A Case Study of Work with Tres Islas Native Community (Madre de Dios, Peru)
The last two decades have seen a marked shift towards decentralized forest management in developing countries. Upwards of 30 percent of forests in the tropics is now under some form of local control (RRI 2014). Most of this area is located in Latin America, where rights devolution in countries like Brazil, Guatemala, Honduras, Mexico, Nicaragua and Peru has been happening for decades. But the trend is increasingly taking hold in parts of Africa and Asia as well. Lessons from the experiences of community-managed forests in the Americas are therefore of critical importance.
Those experiences are decidedly mixed. Mounting evidence shows that community forests can perform as least as well as strict protected areas in conser-ving forest (Porter Bolland et al. 2012). At the same time, it is clear that managed forests can power economic development via locally driven enterprise (Molnar et al. 2012). Several case studies in this MIF-supported series also demonstrate such potential benefits. Yet it is also increasingly evident that without strong government support and local capa-city to defend rights, there may be increased risk for forest conversion (Stevens et al. 2014). As has been widely documented, such conversion often undermines community institutions, livelihood strategies and climate resilience (Sunderlin et al. 2005).

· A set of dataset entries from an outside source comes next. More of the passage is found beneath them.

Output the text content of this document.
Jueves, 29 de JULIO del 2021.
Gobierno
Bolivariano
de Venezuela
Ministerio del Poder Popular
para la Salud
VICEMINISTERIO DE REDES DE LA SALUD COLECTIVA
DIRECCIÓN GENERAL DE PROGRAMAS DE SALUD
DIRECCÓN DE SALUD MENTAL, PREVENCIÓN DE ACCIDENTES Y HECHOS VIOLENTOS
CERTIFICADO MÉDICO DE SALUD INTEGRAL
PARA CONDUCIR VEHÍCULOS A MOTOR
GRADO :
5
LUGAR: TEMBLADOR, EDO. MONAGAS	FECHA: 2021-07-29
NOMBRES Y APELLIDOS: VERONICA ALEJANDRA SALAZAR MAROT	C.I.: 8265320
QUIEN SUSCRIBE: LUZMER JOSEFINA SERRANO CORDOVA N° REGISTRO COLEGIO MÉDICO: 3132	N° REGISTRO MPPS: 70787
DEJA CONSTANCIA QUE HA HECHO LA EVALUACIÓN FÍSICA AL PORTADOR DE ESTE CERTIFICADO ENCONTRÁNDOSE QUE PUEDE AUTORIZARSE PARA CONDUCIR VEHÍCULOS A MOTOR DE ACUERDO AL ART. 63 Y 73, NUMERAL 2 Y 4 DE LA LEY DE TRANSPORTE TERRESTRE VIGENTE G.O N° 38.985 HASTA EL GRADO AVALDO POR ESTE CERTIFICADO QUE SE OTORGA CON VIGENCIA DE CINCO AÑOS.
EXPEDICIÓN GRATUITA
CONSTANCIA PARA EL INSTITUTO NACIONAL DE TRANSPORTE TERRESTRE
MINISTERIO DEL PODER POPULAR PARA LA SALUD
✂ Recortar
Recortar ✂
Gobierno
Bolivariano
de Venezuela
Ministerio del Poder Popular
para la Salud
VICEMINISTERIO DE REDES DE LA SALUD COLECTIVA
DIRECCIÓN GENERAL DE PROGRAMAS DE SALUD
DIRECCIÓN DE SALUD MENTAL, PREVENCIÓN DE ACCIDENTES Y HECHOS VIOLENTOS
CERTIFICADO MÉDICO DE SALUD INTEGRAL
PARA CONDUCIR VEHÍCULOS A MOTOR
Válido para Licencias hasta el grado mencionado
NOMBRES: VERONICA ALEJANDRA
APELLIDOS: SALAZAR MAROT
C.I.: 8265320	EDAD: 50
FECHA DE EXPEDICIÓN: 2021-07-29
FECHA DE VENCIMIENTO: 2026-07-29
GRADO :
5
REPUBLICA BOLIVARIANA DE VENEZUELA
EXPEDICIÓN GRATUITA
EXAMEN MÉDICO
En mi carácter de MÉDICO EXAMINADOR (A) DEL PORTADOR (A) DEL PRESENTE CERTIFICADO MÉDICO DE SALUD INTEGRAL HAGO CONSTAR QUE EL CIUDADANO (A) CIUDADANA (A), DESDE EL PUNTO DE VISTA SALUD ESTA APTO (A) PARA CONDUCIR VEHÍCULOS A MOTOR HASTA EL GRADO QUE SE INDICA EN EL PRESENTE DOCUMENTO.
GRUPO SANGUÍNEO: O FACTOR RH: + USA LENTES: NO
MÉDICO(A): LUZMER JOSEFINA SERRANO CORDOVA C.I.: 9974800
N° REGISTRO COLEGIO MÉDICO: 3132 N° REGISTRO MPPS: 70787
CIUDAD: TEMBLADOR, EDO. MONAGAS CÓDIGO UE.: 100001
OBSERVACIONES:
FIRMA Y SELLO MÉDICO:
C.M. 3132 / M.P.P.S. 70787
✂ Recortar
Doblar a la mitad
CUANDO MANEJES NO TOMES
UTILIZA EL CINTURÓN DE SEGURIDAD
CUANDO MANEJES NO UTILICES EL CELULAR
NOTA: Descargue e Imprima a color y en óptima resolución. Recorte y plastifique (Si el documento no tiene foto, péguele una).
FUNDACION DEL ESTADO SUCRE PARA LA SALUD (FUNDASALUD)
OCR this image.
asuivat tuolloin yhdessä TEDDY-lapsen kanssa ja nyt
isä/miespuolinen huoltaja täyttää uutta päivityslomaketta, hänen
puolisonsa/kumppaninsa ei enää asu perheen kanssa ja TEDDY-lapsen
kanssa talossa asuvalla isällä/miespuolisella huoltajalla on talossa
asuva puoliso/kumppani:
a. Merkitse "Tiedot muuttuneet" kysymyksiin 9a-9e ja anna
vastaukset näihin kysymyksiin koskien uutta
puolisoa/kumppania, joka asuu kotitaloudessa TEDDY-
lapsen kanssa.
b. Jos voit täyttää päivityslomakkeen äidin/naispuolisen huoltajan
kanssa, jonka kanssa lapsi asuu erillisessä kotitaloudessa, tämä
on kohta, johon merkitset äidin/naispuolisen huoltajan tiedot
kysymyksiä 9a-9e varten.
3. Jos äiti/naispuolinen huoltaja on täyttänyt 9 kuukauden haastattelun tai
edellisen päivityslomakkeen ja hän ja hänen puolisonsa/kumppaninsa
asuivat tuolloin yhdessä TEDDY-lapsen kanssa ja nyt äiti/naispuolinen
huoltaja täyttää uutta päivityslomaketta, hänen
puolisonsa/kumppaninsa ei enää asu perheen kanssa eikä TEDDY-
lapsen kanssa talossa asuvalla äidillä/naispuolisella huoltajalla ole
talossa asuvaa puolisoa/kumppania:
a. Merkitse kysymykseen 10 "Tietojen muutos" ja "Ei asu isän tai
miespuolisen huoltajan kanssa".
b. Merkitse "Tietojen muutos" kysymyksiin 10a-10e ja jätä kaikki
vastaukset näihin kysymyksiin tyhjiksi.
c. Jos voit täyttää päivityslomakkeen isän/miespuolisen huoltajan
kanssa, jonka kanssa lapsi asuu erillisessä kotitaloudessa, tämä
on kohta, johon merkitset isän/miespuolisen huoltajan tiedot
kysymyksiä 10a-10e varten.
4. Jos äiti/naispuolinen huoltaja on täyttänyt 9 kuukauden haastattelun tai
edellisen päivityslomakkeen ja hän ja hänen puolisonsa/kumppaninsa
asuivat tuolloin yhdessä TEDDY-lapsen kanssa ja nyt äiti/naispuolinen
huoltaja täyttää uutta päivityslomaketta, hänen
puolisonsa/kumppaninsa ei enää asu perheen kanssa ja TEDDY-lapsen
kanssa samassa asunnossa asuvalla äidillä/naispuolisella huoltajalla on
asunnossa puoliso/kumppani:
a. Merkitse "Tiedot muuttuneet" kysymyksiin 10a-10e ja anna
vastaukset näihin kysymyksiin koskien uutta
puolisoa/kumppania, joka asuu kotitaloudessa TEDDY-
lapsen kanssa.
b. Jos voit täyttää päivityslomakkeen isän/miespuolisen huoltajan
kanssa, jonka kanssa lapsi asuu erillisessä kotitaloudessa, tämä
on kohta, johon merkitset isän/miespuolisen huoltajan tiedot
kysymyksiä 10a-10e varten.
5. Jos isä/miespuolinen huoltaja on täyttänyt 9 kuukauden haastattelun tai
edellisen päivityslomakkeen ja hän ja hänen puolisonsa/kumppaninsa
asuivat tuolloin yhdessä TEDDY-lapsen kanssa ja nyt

The Peruvian Amazon forms an important case in this regard. Since the 1990s, more than a quarter of the region has been titled to indigenous communities. Forest cover outcomes have been highly variable. In some places, such as the San Martín region, up to half of newly-titled indigenous forests were lost between 2000 and 2010, some of the highest levels of deforestation in the entire Amazon. In other places, forests have stayed relatively intact. Overall forest loss inside indigenous lands was lower than the deforestation rate across the Peruvian Amazon over the last decade, though much higher than in the region’s protected areas (RAISG 2012). While proximity to roads is the factor that appears to have the most influence over deforestation rates, it is also clear that both government support and community capacity to defend their forests is critical.
This case study profiles work undertaken by the Rainforest Alliance together with the indigenous community of Tres Islas, in the Madre de Dios region of southeastern Peru. Like other “native communities” in Peru, Tres Islas has seen considerable deforestation since its title was issued, above all due to mining. Based on the community’s desire to defend its territorial rights, halt deforestation on its lands, and harness its considerable natural resource base to improve community well-being, the Rainforest Alliance engaged in a three-year process with Tres Islas to improve resource governance and community forest enterprise.
The core finding of this case study is that integrated, participatory landscape-scale planning and forest management within titled indigenous lands forms the fundamental building block for defending forest rights, strengthening local governance and generating increased economic benefits. Using a landscape-based approach to territorial zoning, and focusing on community institution building as well as market-based sustainable forestry, significant improvements have been achieved in governance, resource management and livelihoods.